SA heading straight for a brick wall, foot flat on the accelerator
South Africa is barrelling headlong towards a debt crisis: a situation where government will be unable to repay its debt as a result of having spent more money than it collected through tax revenue over a period of several years.
Picture: iStock
This year, the government is planning to spend R1.8 trillion, while collecting only R1.1 trillion in revenue. The shortfall of R700 billion has to be made up by borrowing at a rate of about R2 billion per day – the equivalent of an SAA bailout every five days.
This process of getting deeper into debt is self-reinforcing. As the debt piles up, so does the interest, making it harder and harder to repay the principal amount. Worse still, as doubts about the government’s ability to repay its debt increase, lenders demand higher and higher interest rates to compensate for the perceived risk. So the debt becomes not only larger, but also more expensive.
The responsible thing for a government to do in this situation is to close the gap between income and expenditure by spending less and collecting more.
However, on the expenditure side, the South African government cannot cut back on social grants or debt servicing, and it (correctly) does not want to cut back on infrastructure spending. That leaves the public wage bill as a source of savings, which the government is tentatively trying to tap into, but probably does not have the will to pull off in the face of fierce opposition from the trade unions.

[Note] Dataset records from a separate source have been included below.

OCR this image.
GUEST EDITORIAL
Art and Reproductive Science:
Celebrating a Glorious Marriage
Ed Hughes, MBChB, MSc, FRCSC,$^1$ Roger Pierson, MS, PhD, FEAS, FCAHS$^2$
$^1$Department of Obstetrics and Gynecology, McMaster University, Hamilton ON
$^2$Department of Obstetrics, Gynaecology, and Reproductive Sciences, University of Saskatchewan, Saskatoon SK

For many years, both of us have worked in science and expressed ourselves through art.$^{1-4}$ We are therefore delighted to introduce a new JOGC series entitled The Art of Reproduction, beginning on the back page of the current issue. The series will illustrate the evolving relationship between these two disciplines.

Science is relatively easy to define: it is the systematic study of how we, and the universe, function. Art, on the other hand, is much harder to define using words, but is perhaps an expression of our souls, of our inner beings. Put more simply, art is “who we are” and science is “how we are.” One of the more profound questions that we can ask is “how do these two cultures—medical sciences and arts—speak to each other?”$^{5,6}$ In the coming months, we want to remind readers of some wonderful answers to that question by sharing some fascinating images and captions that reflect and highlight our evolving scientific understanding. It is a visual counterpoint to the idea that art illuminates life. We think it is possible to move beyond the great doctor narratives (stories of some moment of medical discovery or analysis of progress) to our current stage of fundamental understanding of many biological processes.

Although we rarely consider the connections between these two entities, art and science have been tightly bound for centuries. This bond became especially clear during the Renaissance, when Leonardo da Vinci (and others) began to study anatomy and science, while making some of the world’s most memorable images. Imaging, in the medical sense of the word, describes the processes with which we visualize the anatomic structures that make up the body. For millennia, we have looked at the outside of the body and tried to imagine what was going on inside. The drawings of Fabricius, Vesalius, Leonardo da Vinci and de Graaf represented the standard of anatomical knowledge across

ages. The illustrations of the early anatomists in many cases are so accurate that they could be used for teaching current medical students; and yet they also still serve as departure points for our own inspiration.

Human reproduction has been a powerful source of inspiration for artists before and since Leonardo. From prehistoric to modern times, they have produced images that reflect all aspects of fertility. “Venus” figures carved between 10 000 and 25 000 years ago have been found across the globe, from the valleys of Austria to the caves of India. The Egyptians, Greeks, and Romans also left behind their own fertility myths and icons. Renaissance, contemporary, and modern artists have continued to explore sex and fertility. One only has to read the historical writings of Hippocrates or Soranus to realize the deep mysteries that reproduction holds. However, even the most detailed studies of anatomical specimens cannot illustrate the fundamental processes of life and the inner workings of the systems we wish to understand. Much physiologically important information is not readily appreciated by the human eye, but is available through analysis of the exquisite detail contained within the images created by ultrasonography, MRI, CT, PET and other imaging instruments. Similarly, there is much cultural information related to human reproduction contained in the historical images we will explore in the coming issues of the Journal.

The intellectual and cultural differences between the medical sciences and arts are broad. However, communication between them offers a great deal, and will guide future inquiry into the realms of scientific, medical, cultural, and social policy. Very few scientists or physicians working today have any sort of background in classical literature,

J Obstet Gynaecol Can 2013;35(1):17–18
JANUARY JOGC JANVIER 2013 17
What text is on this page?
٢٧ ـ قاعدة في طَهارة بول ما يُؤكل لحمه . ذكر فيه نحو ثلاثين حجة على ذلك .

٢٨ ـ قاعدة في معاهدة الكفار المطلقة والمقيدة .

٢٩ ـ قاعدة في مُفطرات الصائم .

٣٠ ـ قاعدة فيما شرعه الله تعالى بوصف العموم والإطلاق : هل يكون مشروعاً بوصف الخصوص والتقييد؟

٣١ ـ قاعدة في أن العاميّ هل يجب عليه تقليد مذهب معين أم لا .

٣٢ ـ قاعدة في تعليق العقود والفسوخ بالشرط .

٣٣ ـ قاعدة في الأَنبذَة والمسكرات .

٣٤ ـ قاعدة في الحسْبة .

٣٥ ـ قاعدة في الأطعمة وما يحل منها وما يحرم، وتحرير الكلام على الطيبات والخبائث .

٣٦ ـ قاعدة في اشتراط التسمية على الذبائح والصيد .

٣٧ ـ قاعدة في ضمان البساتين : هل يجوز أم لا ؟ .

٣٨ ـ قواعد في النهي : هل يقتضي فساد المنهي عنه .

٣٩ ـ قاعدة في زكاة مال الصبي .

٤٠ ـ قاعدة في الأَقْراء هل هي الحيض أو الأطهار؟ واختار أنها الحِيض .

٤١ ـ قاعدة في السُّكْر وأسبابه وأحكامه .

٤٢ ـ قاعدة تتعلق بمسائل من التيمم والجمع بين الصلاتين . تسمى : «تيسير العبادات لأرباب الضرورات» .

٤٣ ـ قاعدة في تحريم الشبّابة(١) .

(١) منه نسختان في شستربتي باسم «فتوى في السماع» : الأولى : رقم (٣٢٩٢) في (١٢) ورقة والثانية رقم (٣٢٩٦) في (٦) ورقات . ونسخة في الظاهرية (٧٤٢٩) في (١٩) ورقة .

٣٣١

A further source of potential savings is to reduce seepage by combatting corruption as well as wasteful and fruitless expenditure. But here, too, the signs are not encouraging. The ANC government has no appetite to tamper with its patronage networks and appears incapable of getting wasteful expenditure under control, judging by the Auditor General’s consistently disheartening reports over the years.
On the income side, the government can try to tax people more heavily through stricter enforcement, new types of taxes and higher tax rates. But collecting more revenue in this way is challenging because most taxpayers are already feeling the financial squeeze after years of economic decline. They are also disinclined to financially support a government that misappropriates their contributions and allows corrupt cadres to steal them with impunity.
Finally, a further option for the government – and this may in fact be the easiest, despite perceptions to the contrary – is to grow the economy. A larger economy can contribute more taxes, and the better economic management that underpins it would give lenders greater confidence that their loans will be repaid.
However, the government’s economic reconstruction and recovery plan does not inspire confidence that it will lead to higher growth. Judging by the government’s past performance, the centrepiece of the plan, a massive infrastructure spending proposal, will primarily result in massive corruption and wastage, and precious little working infrastructure. The same can be said for its plans for state-led job creation. Growth will remain elusive.
The main problem with the government’s plans is that they place far too much reliance on the state’s ability to deliver, when recent years have made it painfully clear that what we have is an incapable state that uses its powers to hobble a highly competent private sector.
Various pieces of legislation in the offing will exacerbate the situation. They include plans to nationalise the entire health sector, ratchet up race-based hiring prescriptions, nationalise the central bank, tap into private savings by forcing pension fund managers to bankroll state infrastructure projects, and a push to change the Constitution to enable the state to expropriate property without compensation.
None of these initiatives will lead to the growth that the country so badly needs. Together, they paint a picture of a hostile investment environment in which private companies are viewed with suspicion, strangled with regulation, and expected to accept that their property may be subject to seizure by the state. The fact that numerous Bilateral Investment Treaties between South Africa and its main trading partners were cancelled in recent years – with the assurance that foreign investments would enjoy the same protections as local investments, under the very local law that is now about to be amended – will further unsettle investors.
If South Africa is to avoid a debt crisis, it must get its economy to grow. And for that to happen, investors must be presented with a hospitable environment in which the government will not abuse its powers to replenish its empty, leaking coffers. Expropriation without compensation must be taken off the table and property rights must be assured – anything less is entirely incompatible with growth.